Despite their obvious, yawning differences, what was common to Berlusconi and Grillo’s electoral campaigns was a hostility to the euro and its consequences. The billionaire former prime minister attacked the austerity measures imposed by the big loser of the election, Mario Monti, and painted him, personally, as a stooge of the German chancellor, Angela Merkel. Grillo has spoken out in favor of a referendum on euro membership. This in the midst of the longest recession the Italian economy has faced since World War II, which followed a decade of near-zero growth.

That is Italy’s real problem, more so that its public finances. With a public debt at 120 percent of GDP, it is hard to argue that fiscal retrenchment was not necessary. But pushing it too far, too fast, as the Berlin-Brussels-Frankfurt lobby has demanded of Italy and others, has meant that structural reforms that would have given new prospects to the country’s economy have been unable to produce results. The conflation of austerity with reform, as Wolfgang Münchau noted this week in the Financial Times, has also led to the loss of popular support for necessary structural changes, because the public associates reform with cuts in wages and pensions and tax hikes.

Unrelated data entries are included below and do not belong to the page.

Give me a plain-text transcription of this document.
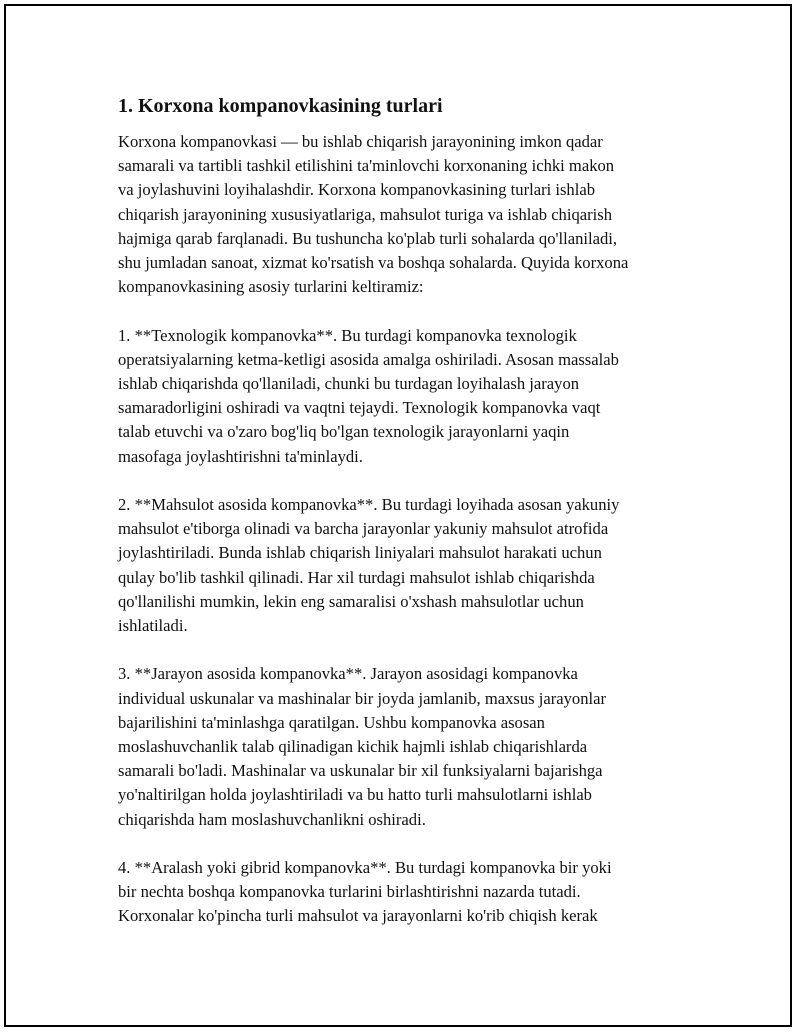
1. Korxona kompanovkasining turlari
Korxona kompanovkasi — bu ishlab chiqarish jarayonining imkon qadar
samarali va tartibli tashkil etilishini ta'minlovchi korxonaning ichki makon
va joylashuvini loyihalashdir. Korxona kompanovkasining turlari ishlab
chiqarish jarayonining xususiyatlariga, mahsulot turiga va ishlab chiqarish
hajmiga qarab farqlanadi. Bu tushuncha ko'plab turli sohalarda qo'llaniladi,
shu jumladan sanoat, xizmat ko'rsatish va boshqa sohalarda. Quyida korxona
kompanovkasining asosiy turlarini keltiramiz:
1. **Texnologik kompanovka**. Bu turdagi kompanovka texnologik
operatsiyalarning ketma-ketligi asosida amalga oshiriladi. Asosan massalab
ishlab chiqarishda qo'llaniladi, chunki bu turdagan loyihalash jarayon
samaradorligini oshiradi va vaqtni tejaydi. Texnologik kompanovka vaqt
talab etuvchi va o'zaro bog'liq bo'lgan texnologik jarayonlarni yaqin
masofaga joylashtirishni ta'minlaydi.
2. **Mahsulot asosida kompanovka**. Bu turdagi loyihada asosan yakuniy
mahsulot e'tiborga olinadi va barcha jarayonlar yakuniy mahsulot atrofida
joylashtiriladi. Bunda ishlab chiqarish liniyalari mahsulot harakati uchun
qulay bo'lib tashkil qilinadi. Har xil turdagi mahsulot ishlab chiqarishda
qo'llanilishi mumkin, lekin eng samaralisi o'xshash mahsulotlar uchun
ishlatiladi.
3. **Jarayon asosida kompanovka**. Jarayon asosidagi kompanovka
individual uskunalar va mashinalar bir joyda jamlanib, maxsus jarayonlar
bajarilishini ta'minlashga qaratilgan. Ushbu kompanovka asosan
moslashuvchanlik talab qilinadigan kichik hajmli ishlab chiqarishlarda
samarali bo'ladi. Mashinalar va uskunalar bir xil funksiyalarni bajarishga
yo'naltirilgan holda joylashtiriladi va bu hatto turli mahsulotlarni ishlab
chiqarishda ham moslashuvchanlikni oshiradi.
4. **Aralash yoki gibrid kompanovka**. Bu turdagi kompanovka bir yoki
bir nechta boshqa kompanovka turlarini birlashtirishni nazarda tutadi.
Korxonalar ko'pincha turli mahsulot va jarayonlarni ko'rib chiqish kerak
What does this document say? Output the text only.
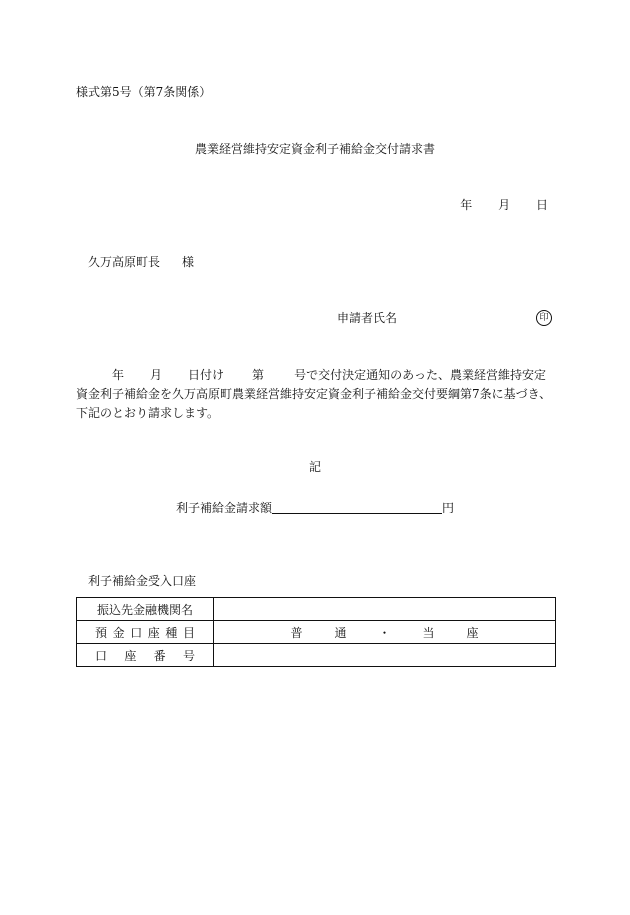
様式第5号（第7条関係）
農業経営維持安定資金利子補給金交付請求書
年 月 日
久万高原町長 様
申請者氏名	印
年 月 日付け 第	号で交付決定通知のあった、農業経営維持安定
資金利子補給金を久万高原町農業経営維持安定資金利子補給金交付要綱第7条に基づき、
下記のとおり請求します。
記
利子補給金請求額	円
利子補給金受入口座
振込先金融機関名	
預金口座種目	普 通 ・ 当 座
口座番号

As they hunker down in rejuvenated agony to watch the coming machinations in Italy, Europe’s top decision-makers can bemoan the insanity of voting again for a man like Berlusconi, or of supporting a comedian with no real political program, and some pretty questionable views (like his doubts about the mandatory vaccination of children). But they must also face up to a truth the avoidance of which has prevented the effective tackling of the euro crisis: that austerity is not reform, that excessive austerity undermines reform and that the stubborn insistence on it is leaving the European South, and especially its young, unemployed and hopeless about the future. Not exactly a winning strategy.